Morena Pierde la mayoría absoluta y necesita de aliados para controlar el Congreso

  • La formación de López Obrador necesitará al Partido Verde, que casi quintuplica escaños, o al PT para controlar la Cámara. La encuesta apunta a un notable crecimiento del PRI, un estancamiento del PAN y la caída de MC y PRD. Un 66% aprueba la gestión del presidente.  

CIUDAD DE MÉXICO | EL PAÍS

Morena, el partido del Gobierno mexicano, dejará de tener la mayoría absoluta tras las elecciones del próximo 6 de junio y necesitará pactar con partidos aliados para controlar el Congreso, según una encuesta de SIMO Consulting para EL PAÍS. La composición de la Cámara de Diputados definirá el futuro político de México para los próximos tres años. Las votaciones pondrán a prueba, principalmente al Movimiento de Regeneración Nacional (Morena) y los planes del presidente, Andrés Manuel López Obrador, y su llamada Cuarta Transformación. La encuesta indica que Morena se quedaría con 230 escaños, frente a los 256 con los que contaba desde su victoria en 2018 (seis por encima de los 250 que delimitan la mayoría absoluta). Todo ello a pesar de que esta formación obtiene un notable 44% en intención efectiva de voto, que superaría al 39% que consiguió en 2018, pero que dado el formato de competiciones y coaliciones en cada distrito y circunscripción, no se traduce necesariamente en una mayoría más holgada. En este sentido, López Obrador mantiene una alta popularidad y un 66% de la población aprueba su gestión.

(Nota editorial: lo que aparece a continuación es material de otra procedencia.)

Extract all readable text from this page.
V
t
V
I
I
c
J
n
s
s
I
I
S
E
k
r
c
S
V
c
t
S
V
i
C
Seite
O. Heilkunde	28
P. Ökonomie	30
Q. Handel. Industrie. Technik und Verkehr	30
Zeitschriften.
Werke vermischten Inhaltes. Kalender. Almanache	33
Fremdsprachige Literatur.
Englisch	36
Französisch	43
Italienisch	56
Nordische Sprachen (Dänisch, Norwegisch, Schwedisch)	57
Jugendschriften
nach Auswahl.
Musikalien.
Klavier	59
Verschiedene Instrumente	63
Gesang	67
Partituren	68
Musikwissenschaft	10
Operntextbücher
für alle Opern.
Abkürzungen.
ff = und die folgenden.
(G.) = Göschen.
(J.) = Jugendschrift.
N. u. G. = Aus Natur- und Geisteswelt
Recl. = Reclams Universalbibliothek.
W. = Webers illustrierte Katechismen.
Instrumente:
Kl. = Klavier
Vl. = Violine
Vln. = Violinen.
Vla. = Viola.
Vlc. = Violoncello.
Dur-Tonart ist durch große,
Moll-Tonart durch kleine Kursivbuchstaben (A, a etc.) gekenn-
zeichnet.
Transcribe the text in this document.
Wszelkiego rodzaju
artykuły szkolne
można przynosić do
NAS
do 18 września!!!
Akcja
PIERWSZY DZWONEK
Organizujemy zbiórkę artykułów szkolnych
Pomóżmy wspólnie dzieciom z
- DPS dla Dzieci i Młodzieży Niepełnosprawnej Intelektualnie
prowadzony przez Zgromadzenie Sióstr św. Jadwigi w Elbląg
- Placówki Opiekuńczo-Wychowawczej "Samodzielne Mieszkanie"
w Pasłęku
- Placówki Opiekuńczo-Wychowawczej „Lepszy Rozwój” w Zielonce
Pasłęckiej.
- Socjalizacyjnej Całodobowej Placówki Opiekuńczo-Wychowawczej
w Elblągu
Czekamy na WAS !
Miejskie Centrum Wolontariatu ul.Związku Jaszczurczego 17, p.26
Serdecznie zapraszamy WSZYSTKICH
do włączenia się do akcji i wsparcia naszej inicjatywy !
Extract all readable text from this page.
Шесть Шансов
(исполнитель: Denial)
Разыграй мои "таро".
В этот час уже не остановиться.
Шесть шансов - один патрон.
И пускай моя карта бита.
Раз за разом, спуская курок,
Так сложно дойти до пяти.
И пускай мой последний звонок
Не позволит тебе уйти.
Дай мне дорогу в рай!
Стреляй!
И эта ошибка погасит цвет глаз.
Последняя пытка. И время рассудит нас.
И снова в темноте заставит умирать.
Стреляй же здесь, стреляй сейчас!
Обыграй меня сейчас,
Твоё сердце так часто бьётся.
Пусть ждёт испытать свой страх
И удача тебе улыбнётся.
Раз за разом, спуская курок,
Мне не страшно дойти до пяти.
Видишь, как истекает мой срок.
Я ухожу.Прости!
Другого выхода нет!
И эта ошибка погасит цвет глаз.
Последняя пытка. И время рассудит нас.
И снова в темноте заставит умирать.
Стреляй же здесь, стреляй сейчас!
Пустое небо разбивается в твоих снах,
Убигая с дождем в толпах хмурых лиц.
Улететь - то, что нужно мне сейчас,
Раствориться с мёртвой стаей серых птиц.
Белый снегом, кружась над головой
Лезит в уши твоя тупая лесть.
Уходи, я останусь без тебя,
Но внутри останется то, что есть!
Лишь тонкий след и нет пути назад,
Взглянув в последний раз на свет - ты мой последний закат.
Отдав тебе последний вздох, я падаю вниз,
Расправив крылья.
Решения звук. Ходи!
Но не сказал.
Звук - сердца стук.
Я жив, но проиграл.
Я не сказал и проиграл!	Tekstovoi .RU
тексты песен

El socio de Morena con una evolución más favorable sería el Partido Verde (PVEM), que de ocupar 11 curules alcanzaría 53 asientos en la Cámara de Diputados, mientras que el PT sufriría un retroceso, pasando de 46 a 32, según el sondeo. El Verde, que en 2012 estuvo en coalición con el PRI, mantiene desde 2018 una sólida alianza con el partido de López Obrador y ha obtenido réditos al situarse como una formación con eslóganes llamativos, sin una brújula concreta y proclive a pactar la agenda del Gobierno en turno. La proyección de SIMO le aseguraría la mayoría absoluta a esta coalición oficialista, pero le negaría la calificada de dos tercios de la Cámara (333 escaños).

Entre todas las combinaciones del tablero, un escenario en el que Morena no tuviese una mayoría absoluta supondría la instalación de negociaciones del partido en el Gobierno, tanto con sus aliados como con la oposición, para sacar adelante los proyectos de López Obrador. La Cámara de Diputados tiene como actividad exclusiva la aprobación anual de los presupuestos, por lo que en los últimos tres años Morena y su mayoría absoluta han conseguido redistribuir el dinero público en la agenda del presidente: proyectos de infraestructura (como el Tren Maya, el aeropuerto Felipe Ángeles y la refinería de Dos Bocas), los programas sociales, y el robustecimiento de las Fuerzas Armadas.

Significativo es también el crecimiento del PRI. La formación tricolor, que sufrió un descalabro en las elecciones de 2018 como castigo al Gobierno de Enrique Peña Nieto, pasa de 48 escaños a 82. El otro gran partido de oposición, Acción Nacional (PAN) apenas ve un ligero repunte en su presencia, de 77 a 79 curules, pero quedaría relegado como segunda fuerza en detrimento del PRI. El PRD, que ya sufrió un varapalo hace tres años, ve cómo su presencia apenas cambia y registraría 14 escaños, por los 12 que posee actualmente. Caería considerablemente Movimiento Ciudadano, que pese a que aspira a lograr la victoria en uno de los principales Estados —Nuevo León— en la Cámara su presencia sería casi insignificante, perdiendo 13 escaños, de 25 a 12.

Hay que subrayar la incertidumbre en estas proyecciones. A tres semanas de una elección que está movilizando a todo el país, aún hay espacio para vaivenes. Algunos podrían ser en la intención de voto, pero otros pueden darse en la propia afiliación efectiva de los candidatos. El Instituto Nacional Electoral (INE) estableció en marzo una serie de normas destinadas a garantizar la regla constitucional de proporcionalidad, fijada en un 8%. Estas normas podrían terminar afectando el número final de curules a disfrutar por el grupo parlamentario de cada partido. La proyección presentada por SIMO tiene en cuenta tanto las normas como la incertidumbre asociada, y por eso ofrece intervalos amplios. Pero ni siquiera dentro de dichos intervalos está Morena, a día de hoy, en condiciones de revalidar su mayoría absoluta en la Cámara.